Last Thursday, Mandy and I went to see Freedom Writers, the gripping true story of rookie teacher Erin Gruwell. Gruwell is hired to teach freshmen English at an integrated Long Beach high school two years after the infamous L.A. riots.

Her class is an eclectic tapestry of faces and races. The atmosphere is charged with territorial rivalry. For her students, caught up in the gangs of Long Beach, their main ambition is to survive another day, literally. Learning English is the farthest thing on their minds.

Through some innovative methods, Gruwell not only accomplishes the mission given her by the school district, she helps bridge the racial gap dividing her students. Her success and innovative methods have led to the founding of the Freedom Writers Foundation.

40 years ago, another innovator was blazing a trail across the American South. Dr. Martin Luther King, Jr., the primary voice of the Civil Rights Movement of the 60's, dreamed of a day in which every American was evaluated "not by the color of their skin but by the content of their character." Dr. King's life was cut short when, in 1968, he was assassinated in Memphis, Tennessee, but his legacy endures.

Today, our nation pauses from the routine of everyday life to reflect and remember the life and legacy of Dr. King.

What Gruwell and Dr. King accomplished in their life's mission was not simply a dream rooted in their own values; their dream was born of the King of Kings' dream. Jesus himself dreamed of a kingdom where people saw one another as God does. When Samuel was sent by God to size up the sons of Jesse to anoint the next king of Israel, we discover "the LORD does not look at the things man looks at. Man looks at the outward appearance, but the LORD looks at the heart" (1 Samuel 16.7). To see people not on the basis of the color of their skin but by the content of their character is to see people as God does.

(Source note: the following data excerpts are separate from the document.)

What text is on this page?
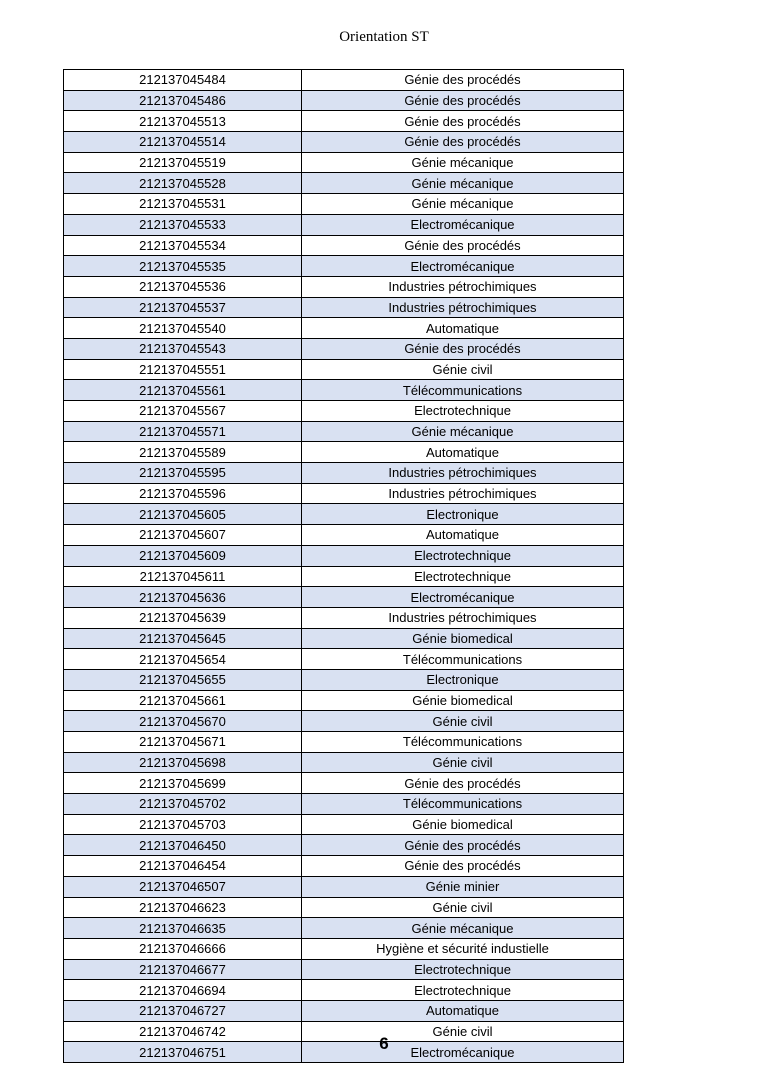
Orientation ST
212137045484	Génie des procédés
212137045486	Génie des procédés
212137045513	Génie des procédés
212137045514	Génie des procédés
212137045519	Génie mécanique
212137045528	Génie mécanique
212137045531	Génie mécanique
212137045533	Electromécanique
212137045534	Génie des procédés
212137045535	Electromécanique
212137045536	Industries pétrochimiques
212137045537	Industries pétrochimiques
212137045540	Automatique
212137045543	Génie des procédés
212137045551	Génie civil
212137045561	Télécommunications
212137045567	Electrotechnique
212137045571	Génie mécanique
212137045589	Automatique
212137045595	Industries pétrochimiques
212137045596	Industries pétrochimiques
212137045605	Electronique
212137045607	Automatique
212137045609	Electrotechnique
212137045611	Electrotechnique
212137045636	Electromécanique
212137045639	Industries pétrochimiques
212137045645	Génie biomedical
212137045654	Télécommunications
212137045655	Electronique
212137045661	Génie biomedical
212137045670	Génie civil
212137045671	Télécommunications
212137045698	Génie civil
212137045699	Génie des procédés
212137045702	Télécommunications
212137045703	Génie biomedical
212137046450	Génie des procédés
212137046454	Génie des procédés
212137046507	Génie minier
212137046623	Génie civil
212137046635	Génie mécanique
212137046666	Hygiène et sécurité industielle
212137046677	Electrotechnique
212137046694	Electrotechnique
212137046727	Automatique
212137046742	Génie civil
212137046751	Electromécanique
6
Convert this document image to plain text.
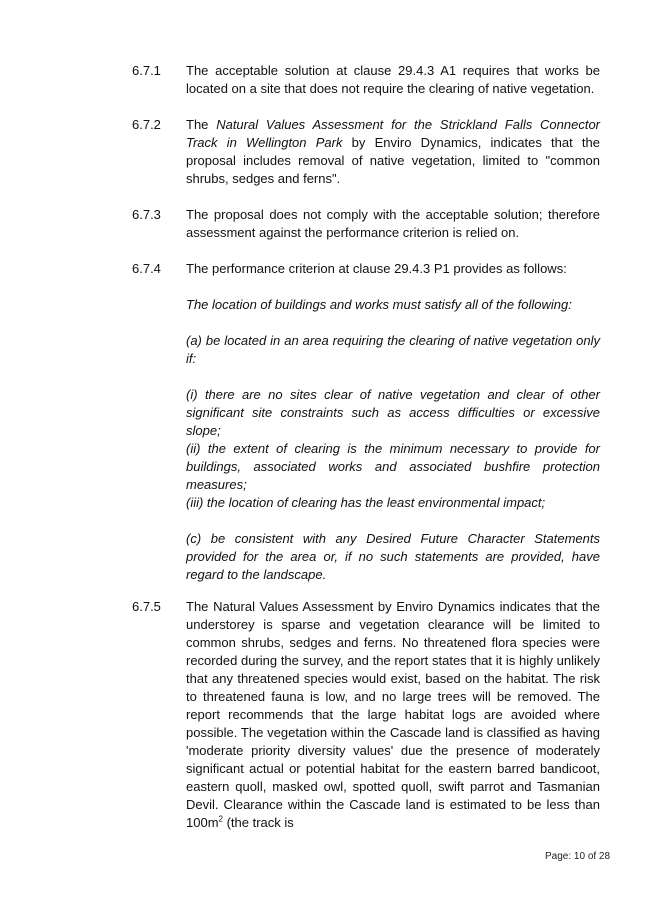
6.7.1	The acceptable solution at clause 29.4.3 A1 requires that works be located on a site that does not require the clearing of native vegetation.

6.7.2	The Natural Values Assessment for the Strickland Falls Connector Track in Wellington Park by Enviro Dynamics, indicates that the proposal includes removal of native vegetation, limited to "common shrubs, sedges and ferns".

6.7.3	The proposal does not comply with the acceptable solution; therefore assessment against the performance criterion is relied on.

6.7.4	The performance criterion at clause 29.4.3 P1 provides as follows:

The location of buildings and works must satisfy all of the following:

(a) be located in an area requiring the clearing of native vegetation only if:

(i) there are no sites clear of native vegetation and clear of other significant site constraints such as access difficulties or excessive slope;

(ii) the extent of clearing is the minimum necessary to provide for buildings, associated works and associated bushfire protection measures;

(iii) the location of clearing has the least environmental impact;

(c) be consistent with any Desired Future Character Statements provided for the area or, if no such statements are provided, have regard to the landscape.

6.7.5	The Natural Values Assessment by Enviro Dynamics indicates that the understorey is sparse and vegetation clearance will be limited to common shrubs, sedges and ferns. No threatened flora species were recorded during the survey, and the report states that it is highly unlikely that any threatened species would exist, based on the habitat. The risk to threatened fauna is low, and no large trees will be removed. The report recommends that the large habitat logs are avoided where possible. The vegetation within the Cascade land is classified as having 'moderate priority diversity values' due the presence of moderately significant actual or potential habitat for the eastern barred bandicoot, eastern quoll, masked owl, spotted quoll, swift parrot and Tasmanian Devil. Clearance within the Cascade land is estimated to be less than $100m^2$ (the track is

Page: 10 of 28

For the next few days, I want to devote my blogs to pursuing the implications of living as color-blind disciples of Jesus in a multiracial, multiethnic world. Government intervention, such as the 13th Amendment abolishing slavery, can promote behavioral change but only the dream of Jesus can prompt attitude change and new vision, causing us to see every human being as God does -- as a valued soul created in the image of God.